The present invention relates to a robot apparatus for transmitting a signal for a robot hand between a robot hand and an external robot controller to drive the hand and, more particularly, to a robot apparatus which can identify a state wherein the robot hand is separated from an arm, and a state wherein a failure occurs on a transmission path.
In general, when one robot is caused to perform various jobs, hands must be exchanged depending on jobs. For this reason, the distal end of an arm of the robot must have a hand attaching/detaching device for attaching/detaching the hands. The hand attaching/detaching device also requires a structure having a connection mechanism for supplying air and power to the hand, and for performing communication, and the like.
As a conventional hand attaching/detaching device as described above, Japanese Patent Laid-Open No. 58-186589 is known. In this reference, in order to reduce a shape in a Z-axis direction (a direction to disengage a hand), a locking ball is supported on a hand attaching/detaching device connected to a robot arm via an outward tapered surface so as to be reciprocal in a radial direction, and an inward tapered surface engaging with the locking ball is formed on the hand to be attached/detached.
In this prior art, the outward tapered surface is pressed downward to bring its cylindrical outer circumferential surface into contact with the locking ball, thereby causing the locking ball to project radially outwardly. The projecting locking ball is engaged with the inward tapered surface, thereby coupling the hand to the attaching/detaching mechanism. The cylindrical outer circumferential surface is pulled upward and is set so that the outward tapered surface is located aside the locking ball to permit a radial movement of the locking ball. Thus, an engagement between the inward tapered surface and the locking ball is released, and the hand can be detached from the attaching/detaching mechanism. As a result, in the conventional hand attaching/detaching device, when the hand is exchanged, an axial moving distance can be shortened, and a time required for an exchanging operation can also be shortened.
As described above, the hand attaching/detaching device is required to have a structure having a connection mechanism for supplying air and power to the hand, and for performing communication, and the like. However, in this connection mechanism, if the numbers of sensors and actuators to be arranged in the hand are to be increased, the number of contacts in an attaching/detaching portion between the hand and the attaching/detaching mechanism is increased. As a result, the weight of the robot arm distal end portion including the hand is undesirably increased, and the output of a motor for driving the robot must be increased.
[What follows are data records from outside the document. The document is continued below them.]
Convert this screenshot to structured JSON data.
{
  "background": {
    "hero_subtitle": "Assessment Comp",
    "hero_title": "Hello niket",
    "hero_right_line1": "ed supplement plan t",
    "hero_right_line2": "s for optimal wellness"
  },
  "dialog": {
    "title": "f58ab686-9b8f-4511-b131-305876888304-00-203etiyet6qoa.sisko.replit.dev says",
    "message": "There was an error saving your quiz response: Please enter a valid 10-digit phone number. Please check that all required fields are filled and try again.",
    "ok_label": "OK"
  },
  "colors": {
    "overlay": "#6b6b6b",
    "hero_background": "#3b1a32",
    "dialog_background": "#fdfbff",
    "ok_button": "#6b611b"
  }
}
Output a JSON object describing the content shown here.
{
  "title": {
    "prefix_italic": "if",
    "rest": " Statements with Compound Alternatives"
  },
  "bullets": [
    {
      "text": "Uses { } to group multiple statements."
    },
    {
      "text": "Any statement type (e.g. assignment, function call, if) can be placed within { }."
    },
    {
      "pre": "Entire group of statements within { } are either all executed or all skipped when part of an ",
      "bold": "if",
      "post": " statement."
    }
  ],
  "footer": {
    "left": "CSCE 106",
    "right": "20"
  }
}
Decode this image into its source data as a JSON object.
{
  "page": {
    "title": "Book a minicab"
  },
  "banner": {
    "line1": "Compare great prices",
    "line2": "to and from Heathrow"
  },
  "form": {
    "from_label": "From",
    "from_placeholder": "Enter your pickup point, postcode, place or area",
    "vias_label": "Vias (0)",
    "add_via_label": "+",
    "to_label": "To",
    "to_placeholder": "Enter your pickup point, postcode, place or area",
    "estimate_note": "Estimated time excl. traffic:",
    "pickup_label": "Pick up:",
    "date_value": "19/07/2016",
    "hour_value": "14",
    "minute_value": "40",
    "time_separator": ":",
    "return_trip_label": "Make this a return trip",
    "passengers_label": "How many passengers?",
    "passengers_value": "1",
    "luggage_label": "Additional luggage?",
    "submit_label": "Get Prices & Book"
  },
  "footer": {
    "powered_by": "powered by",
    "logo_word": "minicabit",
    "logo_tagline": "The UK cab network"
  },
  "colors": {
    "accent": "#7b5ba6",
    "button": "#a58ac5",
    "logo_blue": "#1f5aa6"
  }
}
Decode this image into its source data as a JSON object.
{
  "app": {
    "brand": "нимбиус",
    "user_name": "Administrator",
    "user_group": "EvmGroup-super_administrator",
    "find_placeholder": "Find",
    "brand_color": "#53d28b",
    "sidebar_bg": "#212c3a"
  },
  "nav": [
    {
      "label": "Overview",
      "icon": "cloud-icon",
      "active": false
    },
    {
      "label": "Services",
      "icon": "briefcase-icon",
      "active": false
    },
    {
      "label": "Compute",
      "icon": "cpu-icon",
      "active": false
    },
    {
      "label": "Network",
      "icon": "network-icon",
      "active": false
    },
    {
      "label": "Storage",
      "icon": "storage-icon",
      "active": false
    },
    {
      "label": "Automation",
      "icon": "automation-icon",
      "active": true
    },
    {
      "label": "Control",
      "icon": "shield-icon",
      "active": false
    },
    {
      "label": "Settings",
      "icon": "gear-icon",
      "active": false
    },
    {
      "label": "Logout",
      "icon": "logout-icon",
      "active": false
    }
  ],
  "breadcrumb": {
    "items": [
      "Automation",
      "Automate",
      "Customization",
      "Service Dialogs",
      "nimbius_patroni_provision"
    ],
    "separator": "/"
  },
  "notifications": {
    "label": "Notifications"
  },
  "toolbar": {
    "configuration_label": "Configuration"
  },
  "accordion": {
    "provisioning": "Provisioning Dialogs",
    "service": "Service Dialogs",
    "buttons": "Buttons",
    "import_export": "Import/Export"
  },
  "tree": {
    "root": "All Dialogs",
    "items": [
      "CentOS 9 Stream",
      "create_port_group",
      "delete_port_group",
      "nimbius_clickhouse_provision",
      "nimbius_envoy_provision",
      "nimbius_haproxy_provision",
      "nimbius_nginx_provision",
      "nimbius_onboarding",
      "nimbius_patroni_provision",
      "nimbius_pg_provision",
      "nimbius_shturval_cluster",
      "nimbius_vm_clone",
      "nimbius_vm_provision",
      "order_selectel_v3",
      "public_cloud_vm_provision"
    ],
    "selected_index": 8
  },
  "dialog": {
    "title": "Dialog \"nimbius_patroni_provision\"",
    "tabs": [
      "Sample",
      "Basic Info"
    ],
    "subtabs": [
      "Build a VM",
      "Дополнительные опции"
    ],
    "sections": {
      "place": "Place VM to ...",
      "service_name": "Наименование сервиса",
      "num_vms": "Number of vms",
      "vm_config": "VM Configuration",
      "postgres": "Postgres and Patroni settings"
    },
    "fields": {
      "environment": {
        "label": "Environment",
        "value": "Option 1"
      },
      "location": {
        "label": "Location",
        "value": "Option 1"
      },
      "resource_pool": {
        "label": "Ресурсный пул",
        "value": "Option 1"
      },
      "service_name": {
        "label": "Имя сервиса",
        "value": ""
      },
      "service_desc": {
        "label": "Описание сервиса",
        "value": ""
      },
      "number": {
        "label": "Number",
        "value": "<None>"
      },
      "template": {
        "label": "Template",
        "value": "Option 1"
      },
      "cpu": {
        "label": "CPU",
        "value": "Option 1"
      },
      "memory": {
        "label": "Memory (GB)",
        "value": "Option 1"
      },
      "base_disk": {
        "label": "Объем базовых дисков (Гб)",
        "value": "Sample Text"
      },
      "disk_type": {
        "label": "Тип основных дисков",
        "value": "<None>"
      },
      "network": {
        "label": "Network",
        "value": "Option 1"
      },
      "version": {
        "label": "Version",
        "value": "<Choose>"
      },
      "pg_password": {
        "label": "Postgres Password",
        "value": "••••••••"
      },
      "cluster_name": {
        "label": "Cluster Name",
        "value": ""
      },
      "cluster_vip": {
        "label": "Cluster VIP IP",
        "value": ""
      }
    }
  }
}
In this connection mechanism, a disconnection state is always monitored. When the disconnection state is detected, a warning operation is executed as an abnormal state. However, in the hand attaching/detaching device, a hand detached state is similar to the disconnection state, and the disconnection state cannot be distinguished from the hand detached state.
The attaching/detaching mechanism between the robot and the hand requires a printed circuit board constituting an electrical circuit for sending signals to actuators such as motors for driving finger members of the hand, or supplying outputs from encoders for detecting a rotational speed and a rotational position of the motors of the hand to a control circuit in the robot. The conventional printed circuit board has a rectangular shape.
When a rectangular printed circuit board is assembled in the hand attaching/detaching mechanism, the following problems are posed.
That is, as shown in FIG. 20, when a printed circuit board A has a rectangular shape, a packing density of circuit parts mounted on the printed circuit board is undesirably decreased. More specifically, when the printed circuit board A is to be stored in a cylindrical proximal portion B of the hand, the printed circuit board A having a smaller area than a cylindrical storage area in the proximal portion B can only be stored, and a total of four dead spaces C are formed, as shown in FIG. 20. In this manner, it is difficult to increase a packing density on the printed circuit board A. As a result, when circuit parts are mounted on the printed circuit board A at a required packing density, a large number of printed circuit boards are required, resulting in a large and heavy apparatus.